Bruno BLANCKEMAN (2010), « Objectif : réel »
dans Barbara HAVERCROFT, Pascal MICHELUCCI et Pascal RIENDEAU (dir.), Le roman français de l’extrême contemporain. Écriture, engagements, énonciations, Québec, Nota Bene, coll. “Contemporanéités”, p. 223-233 Par Mariane Dalpé
RÉSUMÉ
Retour historique : dualité entre littérature référentielle et littérature spéculative, qui se perpétue jusqu’à nous. Néanmoins, dans les dernières décennies, on constate que le réel revient en force.

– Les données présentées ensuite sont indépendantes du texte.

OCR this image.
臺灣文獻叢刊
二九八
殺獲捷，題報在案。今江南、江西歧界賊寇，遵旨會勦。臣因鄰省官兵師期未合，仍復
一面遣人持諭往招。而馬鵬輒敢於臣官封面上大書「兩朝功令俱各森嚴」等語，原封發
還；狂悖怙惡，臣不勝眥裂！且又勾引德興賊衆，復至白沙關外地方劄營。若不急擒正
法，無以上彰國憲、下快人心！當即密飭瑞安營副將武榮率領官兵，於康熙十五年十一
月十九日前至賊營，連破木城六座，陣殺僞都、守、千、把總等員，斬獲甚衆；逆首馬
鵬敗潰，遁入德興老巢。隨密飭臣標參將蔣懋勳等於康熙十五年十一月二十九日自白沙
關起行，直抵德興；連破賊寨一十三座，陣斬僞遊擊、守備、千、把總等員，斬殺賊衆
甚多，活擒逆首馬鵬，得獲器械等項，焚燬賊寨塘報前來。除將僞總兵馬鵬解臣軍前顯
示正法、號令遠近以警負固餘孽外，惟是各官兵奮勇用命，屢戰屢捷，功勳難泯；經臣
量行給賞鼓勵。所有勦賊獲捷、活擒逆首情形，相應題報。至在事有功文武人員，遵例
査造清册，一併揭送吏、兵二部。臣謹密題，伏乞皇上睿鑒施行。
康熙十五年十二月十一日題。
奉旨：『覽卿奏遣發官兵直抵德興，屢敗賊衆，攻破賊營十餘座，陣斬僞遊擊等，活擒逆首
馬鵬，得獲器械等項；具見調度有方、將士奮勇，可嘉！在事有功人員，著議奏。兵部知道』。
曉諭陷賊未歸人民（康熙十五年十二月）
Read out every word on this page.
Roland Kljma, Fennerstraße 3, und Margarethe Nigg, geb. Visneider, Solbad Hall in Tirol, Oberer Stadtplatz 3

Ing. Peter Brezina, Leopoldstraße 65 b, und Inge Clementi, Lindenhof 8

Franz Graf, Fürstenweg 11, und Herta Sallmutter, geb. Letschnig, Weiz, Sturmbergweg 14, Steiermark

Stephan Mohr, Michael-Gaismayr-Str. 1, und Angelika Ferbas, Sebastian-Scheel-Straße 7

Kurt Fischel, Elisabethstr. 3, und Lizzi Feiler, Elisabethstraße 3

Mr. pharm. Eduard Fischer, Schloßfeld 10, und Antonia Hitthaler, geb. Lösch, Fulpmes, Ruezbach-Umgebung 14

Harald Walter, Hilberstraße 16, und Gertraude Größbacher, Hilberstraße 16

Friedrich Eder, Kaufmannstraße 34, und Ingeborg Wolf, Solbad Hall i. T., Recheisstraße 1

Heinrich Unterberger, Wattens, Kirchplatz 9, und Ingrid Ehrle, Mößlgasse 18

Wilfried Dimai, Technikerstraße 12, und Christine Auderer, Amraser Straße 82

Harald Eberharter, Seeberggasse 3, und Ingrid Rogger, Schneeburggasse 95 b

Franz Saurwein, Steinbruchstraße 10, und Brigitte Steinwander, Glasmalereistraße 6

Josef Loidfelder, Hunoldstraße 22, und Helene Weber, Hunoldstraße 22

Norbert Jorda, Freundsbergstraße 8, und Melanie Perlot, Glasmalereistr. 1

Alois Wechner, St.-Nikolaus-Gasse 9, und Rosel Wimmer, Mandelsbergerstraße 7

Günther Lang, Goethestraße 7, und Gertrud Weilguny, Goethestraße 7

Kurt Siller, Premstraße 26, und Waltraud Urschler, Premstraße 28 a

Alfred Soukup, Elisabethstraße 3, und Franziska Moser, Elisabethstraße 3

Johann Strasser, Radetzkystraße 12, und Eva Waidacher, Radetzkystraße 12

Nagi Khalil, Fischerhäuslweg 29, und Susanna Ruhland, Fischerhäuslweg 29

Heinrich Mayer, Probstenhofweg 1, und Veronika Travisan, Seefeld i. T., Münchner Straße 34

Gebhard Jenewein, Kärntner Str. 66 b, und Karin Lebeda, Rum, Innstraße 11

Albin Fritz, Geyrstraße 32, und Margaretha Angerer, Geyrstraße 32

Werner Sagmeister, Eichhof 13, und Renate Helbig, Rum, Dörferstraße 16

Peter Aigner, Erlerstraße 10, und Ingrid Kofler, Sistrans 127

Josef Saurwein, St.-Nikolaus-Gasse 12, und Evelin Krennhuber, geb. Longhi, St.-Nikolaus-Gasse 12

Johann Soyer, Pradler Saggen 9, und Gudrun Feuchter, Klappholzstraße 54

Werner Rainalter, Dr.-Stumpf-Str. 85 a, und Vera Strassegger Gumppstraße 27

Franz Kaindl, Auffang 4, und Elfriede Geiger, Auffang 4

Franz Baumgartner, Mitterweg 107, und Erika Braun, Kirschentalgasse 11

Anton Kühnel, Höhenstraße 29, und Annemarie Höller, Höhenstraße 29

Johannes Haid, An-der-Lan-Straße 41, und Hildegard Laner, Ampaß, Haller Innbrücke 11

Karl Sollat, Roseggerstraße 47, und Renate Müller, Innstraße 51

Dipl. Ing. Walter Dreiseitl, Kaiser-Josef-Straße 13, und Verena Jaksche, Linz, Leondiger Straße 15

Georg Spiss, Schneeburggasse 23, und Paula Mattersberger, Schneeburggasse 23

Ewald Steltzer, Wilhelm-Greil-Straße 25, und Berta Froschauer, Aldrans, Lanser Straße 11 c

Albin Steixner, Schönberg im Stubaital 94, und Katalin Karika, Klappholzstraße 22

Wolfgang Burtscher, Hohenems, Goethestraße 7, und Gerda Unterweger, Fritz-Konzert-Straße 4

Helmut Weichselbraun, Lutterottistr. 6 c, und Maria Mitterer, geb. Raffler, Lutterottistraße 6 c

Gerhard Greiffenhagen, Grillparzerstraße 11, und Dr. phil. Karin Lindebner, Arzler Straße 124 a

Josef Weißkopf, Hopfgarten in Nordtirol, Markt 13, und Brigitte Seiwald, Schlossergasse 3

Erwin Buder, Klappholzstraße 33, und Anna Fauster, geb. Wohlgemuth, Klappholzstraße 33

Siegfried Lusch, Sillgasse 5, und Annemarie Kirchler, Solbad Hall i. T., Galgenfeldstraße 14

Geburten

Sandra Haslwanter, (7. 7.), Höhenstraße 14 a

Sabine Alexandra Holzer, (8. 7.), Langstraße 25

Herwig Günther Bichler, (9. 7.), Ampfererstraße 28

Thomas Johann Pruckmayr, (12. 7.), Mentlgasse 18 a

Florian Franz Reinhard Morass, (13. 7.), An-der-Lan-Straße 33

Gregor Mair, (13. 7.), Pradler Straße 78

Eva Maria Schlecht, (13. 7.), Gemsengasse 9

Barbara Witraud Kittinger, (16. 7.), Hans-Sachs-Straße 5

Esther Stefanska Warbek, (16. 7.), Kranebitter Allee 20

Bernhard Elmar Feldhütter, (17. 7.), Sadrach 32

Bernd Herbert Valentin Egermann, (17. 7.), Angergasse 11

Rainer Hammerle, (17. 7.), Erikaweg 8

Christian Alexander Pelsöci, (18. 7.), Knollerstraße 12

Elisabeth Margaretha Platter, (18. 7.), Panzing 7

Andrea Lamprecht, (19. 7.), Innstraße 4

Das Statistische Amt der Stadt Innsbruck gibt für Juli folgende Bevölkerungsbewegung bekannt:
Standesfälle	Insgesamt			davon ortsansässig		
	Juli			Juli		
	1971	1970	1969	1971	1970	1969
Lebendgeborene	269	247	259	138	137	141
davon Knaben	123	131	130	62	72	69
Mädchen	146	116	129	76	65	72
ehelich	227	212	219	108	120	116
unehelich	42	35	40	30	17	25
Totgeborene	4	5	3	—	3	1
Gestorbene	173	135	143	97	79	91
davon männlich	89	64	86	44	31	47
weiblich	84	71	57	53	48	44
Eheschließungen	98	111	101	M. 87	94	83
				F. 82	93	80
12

« Qu’est-ce que le réel pour Annie Ernaux, François Bon, Olivier Rolin, Sylvie Germain, Michel Houellebecq ? Un mixte de données matérielles et de circonstances sensibles, d’états de vie collectifs et d’éclats de voix singuliers, de faits avérés, d’événements en devenir, de situations historiques, culturelles, intimes, mais aussi une somme de phénomènes intangibles, par leur nature, décisifs par leur effet : des croyances, des désirs, des rêves, des intuitions, des angoisses, toute une part de vie impalpable que tentent aussi d’approcher des écritures à la crête du familier et du merveilleux – Marie Ndiaye, Emmanuel Carrère –, du politique et de l’épouvante – Antoine Volodine, Morgan Sportès. » (2010 : 224)
« C’est parce que le réel ne constitue pas un domaine institué mais un chantier perpétuel que son objectif se situe loin de toute velléité mimétique, à la croisée d’expériences probatoires qui l’authentifient et d’expériences scripturales qui éprouvent les formes possibles de sa configuration. » (2010 : 226)
Blanckeman défend l’idée que la littérature d’avant 1980 était loin d’être aussi coupée du réel qu’on le prétend. Ainsi, au lieu de parler de retour au réel, l’auteur évoque plutôt une « modification profonde du contenu et des contours de cette notion » (2010 : 228).
« Ne pas pouvoir dire le réel tout en multipliant les énoncés qui tentent de le sérier, ne pas pouvoir l’objectiver tout en entrecroisant les récits d’expériences qui le prélèvent à la pointe des faits et l’inscrivent à ras les phrases, ne pas pouvoir le totaliser mais jouer des effets de fragmentation et d’ellipses pour générer une dynamique du vide qui mette en relief la prise des mots, pour marquer des blancs qui contractent la mesure des signes : à leur façon, combien de romans obéissent à cette injonction […]. » (2010 : 229)
Approches minimalistes ou maximalistes ; écart entre une pulsion de compréhension et une expérience de l’indétermination.
« Ni refus ni retour, ni replis ni redites, objectif réel, donc : une littérature qui travaille le réel en éprouvant la tension entre ce à quoi il renvoie – de l’illimité – et ce qu’elle peut en dire – du sélectif –, tension fertile en cela qu’elle oblige les écritures à se situer – quel imaginaire du réel est le leur ? – tout en les incitant à s’enchanter – l’illimité comme une variante de l’infini, que seules la fable, la musique, la rythmique des récits peuvent pressentir –; un réel qui travaille, alors, la littérature comme l’une de ses composantes, du réel en mode virtuel, qui accomplirait le fantasme, parvenir à s’objectiver, à l’image de l’œil qui rêve de se regarder lui-même. » (2010 : 231-232)
Dans ce texte somme toute assez général, Blanckeman fait au fond le constat de l’importance et de la multiplicité des approches du réel dans la littérature française contemporaine, tout en soulignant que cette tendance n’est pas n’est pas complètement en rupture avec la production de la période précédente.